Ed inoltre, aggiunge il Giudice di secondo grado, “la lesione del decoro deve essere apprezzabile, situazione che ricorre quando le modifiche siano visibili dall’esterno, posto che esso si riferisce alle linee essenziali del fabbricato, cioè alla sua particolare struttura e fisionomia, che contribuisce a dare allo stesso una sua specifica identità”, e pertanto, nella fattispecie in esame, “non risulta che l’intervento deliberato dall’assemblea incida su porzioni immobiliari visibili dall’esterno dell’edificio”.
Quanto alle doglianze sulla ritenuta “innovazione” che avrebbe consentito l’utilizzo esclusivo di parti comuni dello stabile alla condomina “liberata” dai fiori di confine, la Corte di Appello di Roma ha infine sottolineato che “per innovazione in senso tecnico-giuridico deve intendersi non qualsiasi mutamento o modificazione della cosa comune, ma solamente quella modificazione materiale che ne alteri l’entità sostanziale o ne muti la destinazione originaria, mentre le modificazioni che mirano a potenziare o a rendere più comodo il godimento della cosa comune e ne lasciano immutate la consistenza e la destinazione, in modo da non turbare i concorrenti interessi dei condomini, non possono definirsi innovazioni in senso suddetto”.
La Corte d’Appello rigetta la domanda … Il caso analizzato fa emergere, innanzitutto, la querelle sull’annosa causa di liti all’interno dei condomìni per “questioni di principio”, ossia quando ci si convince che il modo soggettivo di concepire un problema o una situazione sia l’unico giusto e quindi l’unico da adottare, sconfessando a priori altri punti di vista.
Ed è assai utile – a tal proposito – ricordare come la stessa Corte d’Appello di Roma, confortata da una consolidata giurisprudenza, abbia affermato che “un capo di una sentenza è validamente impugnato quando dall’atto emerga una manifesta volontà in tal senso e che vi sia un esplicita argomentazione di censura che ne vada a minare le fondamenta logico-giuridico”.

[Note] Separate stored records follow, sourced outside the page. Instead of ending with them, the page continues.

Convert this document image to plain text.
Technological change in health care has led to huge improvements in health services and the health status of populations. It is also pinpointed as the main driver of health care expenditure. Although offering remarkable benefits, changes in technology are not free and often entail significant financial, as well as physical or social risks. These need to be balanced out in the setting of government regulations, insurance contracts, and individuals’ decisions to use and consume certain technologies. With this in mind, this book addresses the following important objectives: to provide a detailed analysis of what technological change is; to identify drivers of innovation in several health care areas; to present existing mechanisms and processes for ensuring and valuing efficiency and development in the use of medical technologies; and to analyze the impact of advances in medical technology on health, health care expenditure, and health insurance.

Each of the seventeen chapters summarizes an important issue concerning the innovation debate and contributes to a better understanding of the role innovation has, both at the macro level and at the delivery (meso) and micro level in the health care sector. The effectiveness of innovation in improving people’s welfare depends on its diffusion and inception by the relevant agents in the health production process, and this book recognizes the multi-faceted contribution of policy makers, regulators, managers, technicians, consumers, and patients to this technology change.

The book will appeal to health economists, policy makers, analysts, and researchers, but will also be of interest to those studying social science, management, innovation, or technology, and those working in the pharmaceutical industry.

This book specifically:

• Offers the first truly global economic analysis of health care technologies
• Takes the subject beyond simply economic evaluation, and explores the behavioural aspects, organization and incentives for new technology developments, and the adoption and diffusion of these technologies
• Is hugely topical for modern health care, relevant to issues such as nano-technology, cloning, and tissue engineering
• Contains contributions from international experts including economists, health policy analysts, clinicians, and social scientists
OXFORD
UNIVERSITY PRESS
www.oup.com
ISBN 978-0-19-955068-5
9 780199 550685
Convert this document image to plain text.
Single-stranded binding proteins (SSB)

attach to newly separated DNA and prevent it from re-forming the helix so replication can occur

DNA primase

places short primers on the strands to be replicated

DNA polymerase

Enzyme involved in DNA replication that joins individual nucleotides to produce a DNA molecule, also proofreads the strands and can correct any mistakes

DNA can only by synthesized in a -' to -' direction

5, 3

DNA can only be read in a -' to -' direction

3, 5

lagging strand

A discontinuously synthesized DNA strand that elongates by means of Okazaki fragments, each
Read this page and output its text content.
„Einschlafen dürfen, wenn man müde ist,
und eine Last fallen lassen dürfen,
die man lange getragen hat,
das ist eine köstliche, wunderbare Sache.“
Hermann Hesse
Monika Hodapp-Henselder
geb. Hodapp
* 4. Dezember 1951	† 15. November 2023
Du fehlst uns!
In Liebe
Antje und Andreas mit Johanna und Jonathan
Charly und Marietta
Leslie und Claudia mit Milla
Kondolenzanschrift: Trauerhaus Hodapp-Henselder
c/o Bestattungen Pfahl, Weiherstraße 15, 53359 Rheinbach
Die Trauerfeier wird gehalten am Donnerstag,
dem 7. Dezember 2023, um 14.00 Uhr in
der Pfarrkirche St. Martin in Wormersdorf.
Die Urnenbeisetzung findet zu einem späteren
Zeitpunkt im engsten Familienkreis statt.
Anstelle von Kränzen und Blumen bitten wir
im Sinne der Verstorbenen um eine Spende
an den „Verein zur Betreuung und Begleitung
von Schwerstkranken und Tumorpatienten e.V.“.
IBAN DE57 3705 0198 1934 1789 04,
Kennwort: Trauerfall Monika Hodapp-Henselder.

Ma il cuore pulsante della fattispecie in esame – e delle convinzioni degli organi giudicanti – è costituito dall’invocata alterazione del decoro architettonico, questione in grado di generare contrasti proprio perché monca di una definizione normativa, e assolutamente mancante sia dell’oggetto sia delle modalità con cui l’alterazione stessa può essere perpetrata e, conseguentemente, identificata.
Non a caso l’Onorevole Collegio Giudicante ha disatteso le generiche, personalissime e dunque assolutamente soggettive deduzioni dell’appellante in tema di decoro architettonico, stante la mancanza di indicazioni e motivi per cui la rimozione di una fioriera andrebbe ad alterare il decoro dell’edificio, e non a caso – proprio in ossequio a quella dinamicità del diritto condominiale di cui si accennava in premessa – si rafforzano così le basi utili a individuare una ben precisa idea di “decoro architettonico”, potendosi definire tale l’armonia delle linee architettoniche e ornamentali che contraddistinguono un edificio rispetto ad un altro, creando una fisionomia unica unitaria ed armonica.
Ma se ogni fiore che sboccia ci ricorda che il mondo non è ancora stanco dei colori, e se anche la gioia di un fiore può riportarci alla ragione, perchè non spostare le “questioni di principio” sul più naturale, spontaneo e fecondo terreno della bellezza visiva e olfattiva, facendole stemperare mentre si attenua il grigiore di tanti edifici?
La domanda è spontanea, e il decoro è d’obbligo. Anche quello del nostro saper vivere.